Hudud and Democracy


SOME claim PAS faces an internal dilemma with the "outdated" hudud issue. I, of course, disagree with this assessment, as I believe PAS is and has always been clear on this issue.

I believe it is democracy that faces a dilemma when confronted with the hudud issue. I have always wondered how a democracy would react if, in a particular state, the vast majority agrees to the implementation of the Islamic legal system, including hudud.

This was my very question to an officer of the American embassy a few years ago. As any officer of the American embassy in any part of the world would do, he scoffed at the idea. In fact, he even went so far as to question why the US should allow any Islamist government to exist, as these Islamists use democracy to destroy democracy. Islamists, according to him, would participate in the democratic process and stand for election, and when they win the election, replace the democratic system with a "tyrannical Islamic state".

He was being presumptuous and biased when he made those statements. It is quite clear that he has no idea what an Islamic state is, and what he thinks it is more reminiscent of a Communist dictatorship. How ironic that the very antithesis of the Islamic state — the Communist state with its disbelief in God and its total subservience to "matter and those laws governing its existence" — is seen as being its equivalent.

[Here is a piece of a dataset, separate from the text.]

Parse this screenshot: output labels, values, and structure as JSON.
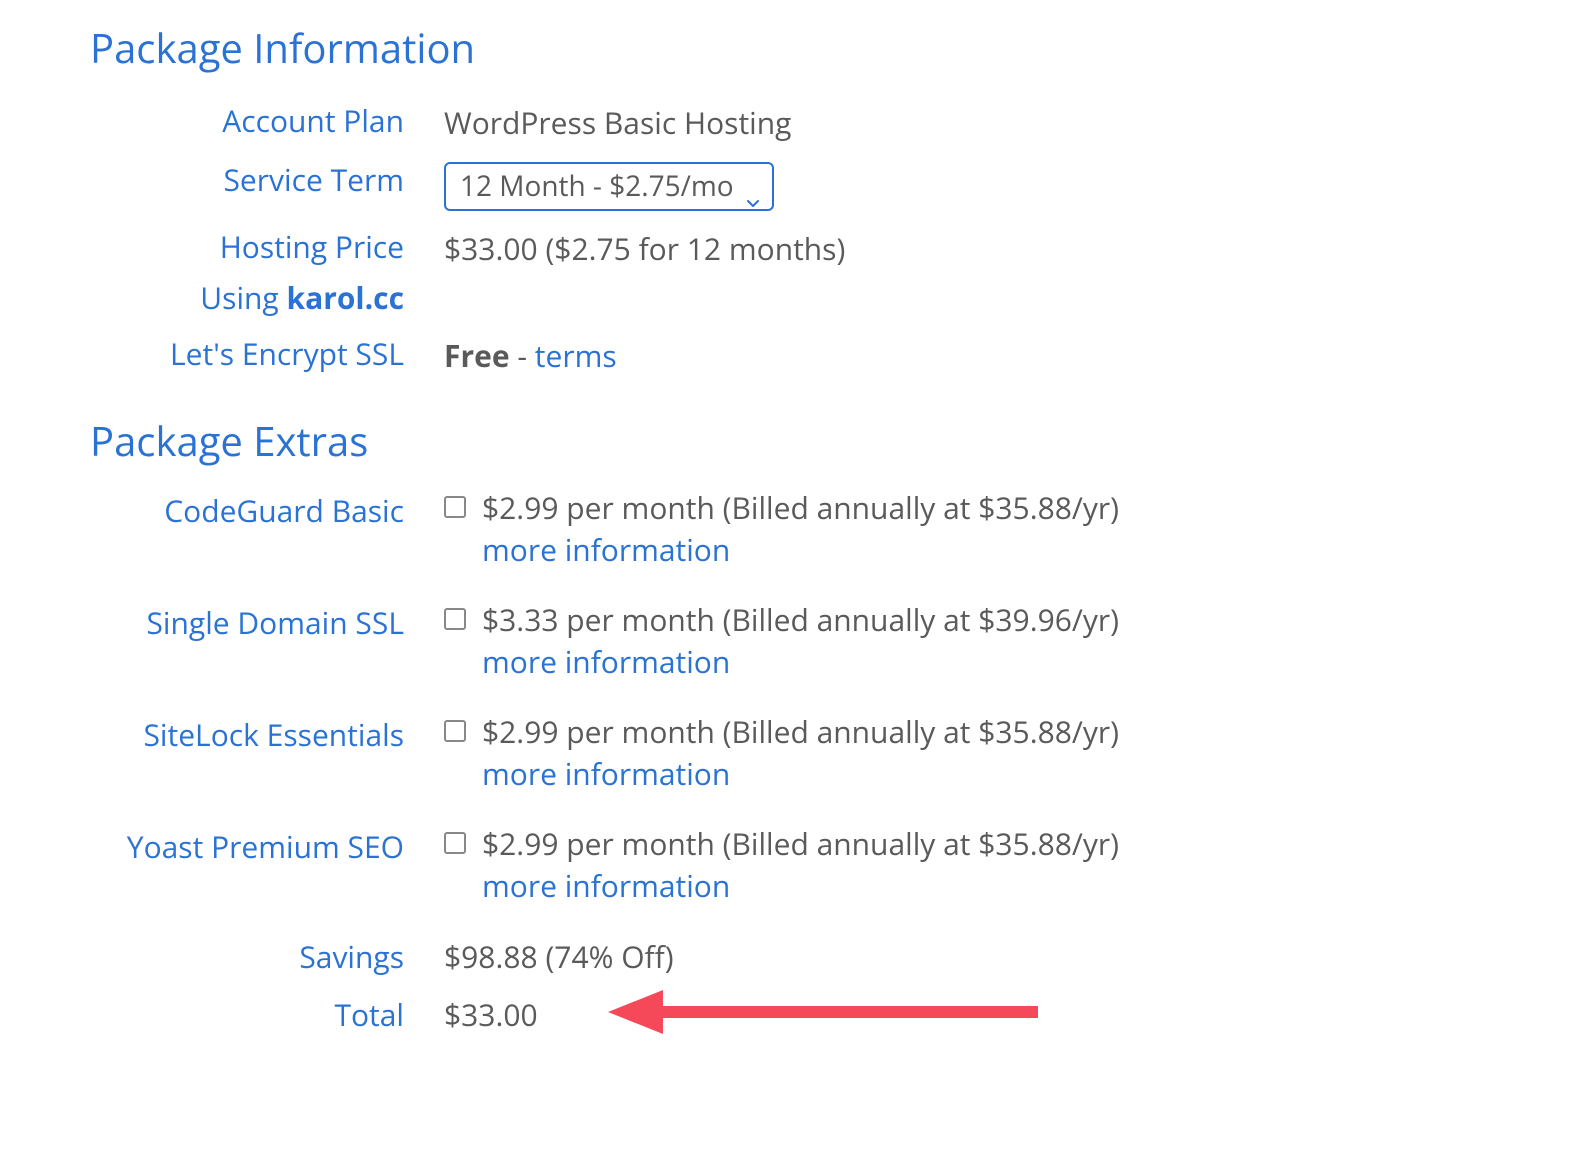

It seemed more like an excuse for him to side-step the question at hand, which went unanswered that evening. I believe he saw it as being exactly the dilemma faced by the US in its foreign policy towards Iran and Hamas in Palestine. These are popularly elected governments, which the US does not wish to recognise.

I had a similar experience with a non-Muslim friend who referred to Terengganu residents during PAS's administration who would pay taxi drivers, plying their trade into Pahang, to buy Magnum four-digit numbers for them while in Barisan Nasional-controlled Pahang.

When I asked how many people he thought these taxi drivers serviced each day, he agreed it would be far short of a thousand. When I asked how many citizens there were in Terengganu, he replied, "Lots more than that." So when I finally asked if he felt the majority of Terengganu residents should be allowed to have their kampungs and towns free of gambling if that was what they wished, he had no choice but to acquiesce.

Therefore, questions of democracy, individual freedom and the right of the majority are stacked one against the other in scenarios such as these. I personally feel that should the majority of people within a particular state willingly and freely wish to have the Islamic legal system implemented, they should be given the right. The other states can then watch and appraise, and can then decide if they want a similar system for themselves. That is what democracy is all about.